In affirming the assessment of costs against petitioner, the district court receded from Mobley. The court distinguished between attorney's fees and "large court costs," which the court conceded could not be assessed against an indigent defendant, and the "$12.00 or $24.00" costs for the Crimes Compensation and Law Enforcement Training Funds, which the court concluded are authorized to be assessed pursuant to sections 960.20 and 943.25(4), Florida Statutes (1981). The court distinguished the latter costs from other court costs and classified them as "special costs." The court also determined that our decision in State v. Byrd, 378 So.2d 1231 (Fla. 1979), and the first district's decision in Arnold v. State, 356 So.2d 862 (Fla. 1st DCA 1978), were not applicable to these types of costs. The district court held that, to avoid imposition of these costs, an indigent defendant must affirmatively object to the assessment and "convince the trial judge of his inability to pay the charge." 422 So.2d at 1008. The district court concluded that:

The trial court must find that the defendant is wholly unable to pay the $12.00 in costs and, if it so finds, shall discharge the defendant from the payment of the $12.00. See Section 939.05. The finding of indigency under Section 27.52 is not applicable to the costs imposed by Sections 920.20 and 943.25(4).

Id.

We must disagree with the district court's analysis and its affirmance of the trial court's assessment of costs in this instance. We agree, however, that a trial judge may, after compliance with due process requirements, tax these costs against an indigent defendant.

It is necessary that we reconcile this case with our prior decisions in Cox v. State, 334 So.2d 568 (Fla. 1976), and State v. Byrd, 378 So.2d 1231 (Fla. 1979). In Cox we held that costs, under the circumstances presented in that case, could not be assessed as part of a sentence of imprisonment against an indigent defendant, noting that section 939.15, Florida Statutes (1975),[3] directed the counties to pay all costs of an indigent defendant. In Byrd we modified that holding and explained that section 939.15 did not establish the right of an indigent defendant to have his costs paid by the government. We explained that the United States Supreme Court had already established this right as one guaranteed by the United States Constitution. See Mayer v. Chicago, 404 U.S. 189, 92 S.Ct. 410, 30 L.Ed.2d 372 (1971); Griffin v. Illinois, 351 U.S. 12, 76 S.Ct. 585, 100 L.Ed. 891 (1956). We held *950 in Byrd that section 939.15 was only intended "to prescribe which governmental entity in the State of Florida must pay the court costs of an indigent defendant in a criminal case." 378 So.2d at 1232. We also recognized the authority of the court to direct, in an order of probation, that a presently indigent defendant repay court costs in accordance with the principles set forth in Fuller v. Oregon, 417 U.S. 40, 94 S.Ct. 2116, 40 L.Ed.2d 642 (1974). Those principles require that, before the provision for repayment is enforced, a judicial determination must be made that the defendant has the ability to pay.
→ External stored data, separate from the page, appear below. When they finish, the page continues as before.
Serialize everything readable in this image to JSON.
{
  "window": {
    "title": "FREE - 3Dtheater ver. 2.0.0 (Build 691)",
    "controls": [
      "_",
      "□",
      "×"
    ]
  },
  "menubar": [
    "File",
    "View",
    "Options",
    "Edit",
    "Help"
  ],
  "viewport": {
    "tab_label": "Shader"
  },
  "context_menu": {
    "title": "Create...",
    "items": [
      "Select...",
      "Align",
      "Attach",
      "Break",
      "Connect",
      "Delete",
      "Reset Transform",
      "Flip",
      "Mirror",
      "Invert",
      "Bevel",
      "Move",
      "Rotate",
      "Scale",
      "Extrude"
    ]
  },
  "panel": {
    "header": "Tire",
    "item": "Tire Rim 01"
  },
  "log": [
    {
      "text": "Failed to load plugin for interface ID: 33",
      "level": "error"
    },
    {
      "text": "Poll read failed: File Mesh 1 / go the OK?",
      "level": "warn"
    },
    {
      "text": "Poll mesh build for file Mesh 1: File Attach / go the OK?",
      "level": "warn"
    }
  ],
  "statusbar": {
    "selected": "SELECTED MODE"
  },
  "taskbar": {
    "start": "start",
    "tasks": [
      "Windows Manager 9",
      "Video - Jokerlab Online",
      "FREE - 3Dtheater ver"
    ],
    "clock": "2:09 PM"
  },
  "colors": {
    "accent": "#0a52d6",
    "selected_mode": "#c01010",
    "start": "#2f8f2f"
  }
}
It should be noted that the legislature, through section 27.56, provided a means for the county to establish a lien to recover the funds it had expended on behalf of an indigent defendant.[4] To ensure compliance with due process, section 27.56 requires "adequate notice" to the defendant that the county is seeking recovery of those costs and an opportunity for the defendant to be heard on that issue.

The existence of a similar lien statute for the recovery of state costs is not a prerequisite for the assessment of costs under sections 960.20 and 943.25 against an indigent defendant. The state must, however, provide adequate notice of such assessment to the defendant with full opportunity to object to the assessment of those costs. In addition, any enforcement of the collection of those costs must occur only after a judicial finding that the indigent defendant has the ability to pay in accordance with the principles enunciated in Fuller v. Oregon. Further, these costs have no priority over costs owed to the county pursuant to section 939.15.

In the instant case, there was no prior notice given to the defendant that these costs would be assessed against him at the sentencing hearing. Consequently, the assessment of costs was not appropriate in this case.